O inverso do que Luxemburgo argumentou em seu texto seria o movimento de “separar para juntar” a luta política da luta econômica, tais como os esquemas que ela denunciou no seio da direção social-democrata alemã. Roteiros concebidos de trâmites institucionais e a representação (também mimética?) da luta econômica mediante um novo canal ministerial entre o governo e os movimentos sociais parece ir na mão precisamente contrária dessa conversão dialética da luta de classes para que apontava o olhar crítico e visionário inscrito em Greve de Massas, Partido e Sindicatos. Como lança Rosa ao fim do texto, “ que ouse parecer o que é”.
Notas
[1] “Robert von Puttkamer, ministro do interior prussiano de 1881 a 1888, havia expandido o estado policial de Bismarck. Em sua resolução sobre a greve ele exigia de todos os órgãos estatais uma ação intensificada contra os grevistas e convocava a polícia abertamente a exercer ações ilegais contra o movimento operário” (Ibid.).
[2] “A greve de massas aparece assim não como um produto específico do absolutismo russo, mas como uma forma universal de luta das classes proletárias, determinada pelo estágio atual do desenvolvimento capitalista e das relações de classe” (Ibid.).
[3] Ainda que pouco reconhecidos ou grosseiramente taxados de “espontaneísmo”, quando comparados às teses leninista e lukácsiana sobre consciência sindical e consciência revolucionária.
[4] LUXEMBURGO, Rosa. Greve de massas, partido e sindicatos. In: BOGO, Ademar. Teoria da Organização política. São Paulo: Expressão Popular, 2010, p. 272.
[5] LUXEMBURGO, Rosa. Greve de massas, partido e sindicatos. In: BOGO, Ademar. Teoria da Organização política. São Paulo: Expressão Popular, 2010, p. 272.
[6] Podemos lembrar aqui das Medidas Provisórias no governo ainda não destituído de Dilma Rousseff, em 2015, que reduziram o seguro desemprego; da Reforma Trabalhista e da Lei da Terceirização aprovadas no governo de Michel Temer em 2017; bem como, mais adiante, a Reforma da Previdência no governo Bolsonaro, em 2019.

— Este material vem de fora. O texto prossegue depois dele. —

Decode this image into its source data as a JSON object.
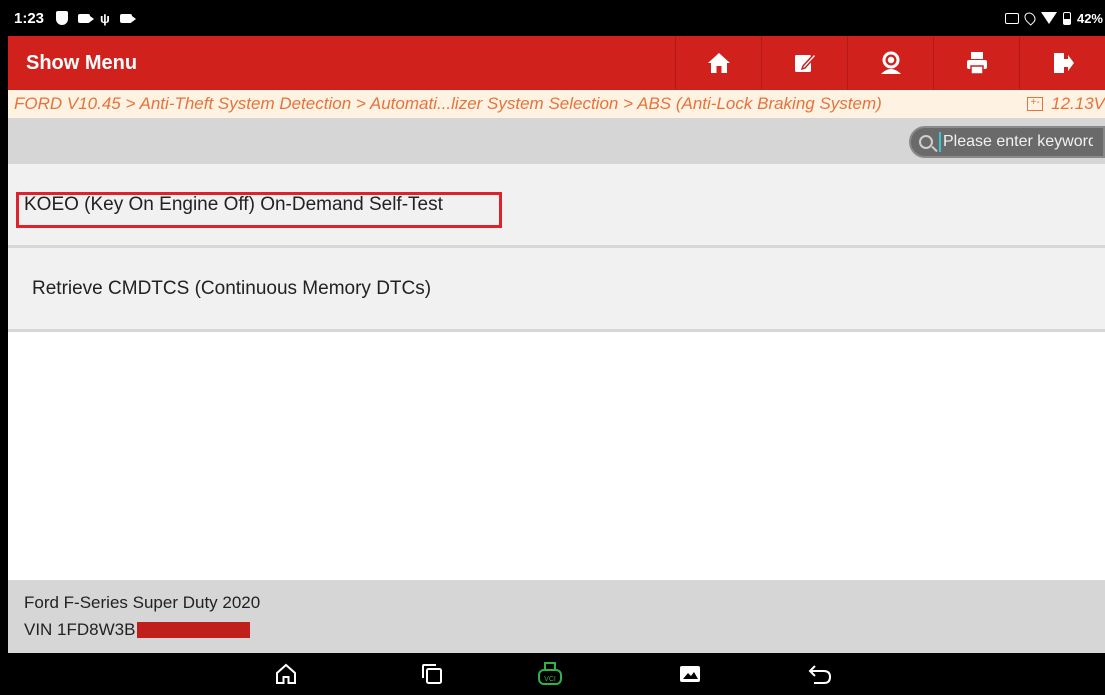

[7] Vale ressalvar, no entanto, que mesmo a revolução de 1905 foi derrotada em dezembro, e que os anos seguintes (1906 e 1907) foram marcados pela dissolução, pela contrarrevolução, da Duma (parlamento).
[8] Aqui não fazemos referência direta à tese Aristóteles na Poética, ou de Adorno e Horkheimer na Dialética do Esclarecimento, ou dos estudos sobre linguagem de Walter Benjamin sobre a mimesis.
[9] UOL. Nikolas Ferreira é criticado nas redes por não apoiar o fim da escala 6x1. Portal UOL, 10/11/2024. Disponível em: <https://noticias.uol.com.br/politica/ultimas-noticias/2024/11/10/nikolas-ferreira-e-criticado-nao-redes-por-nao-apoiar-fim-da-escala-6x1.htm>.
Referências
LUXEMBURGO, Rosa. Greve de massas, partido e sindicatos. In: BOGO, Ademar. Teoria da Organização política. São Paulo: Expressão Popular, 2010.
______. Greve de massas, partido e sindicatos. In: LOUREIRO, Isabel. Rosa Luxemburgo - textos escolhidos (1899 - 1914). São Paulo: Editora Unesp, 2011.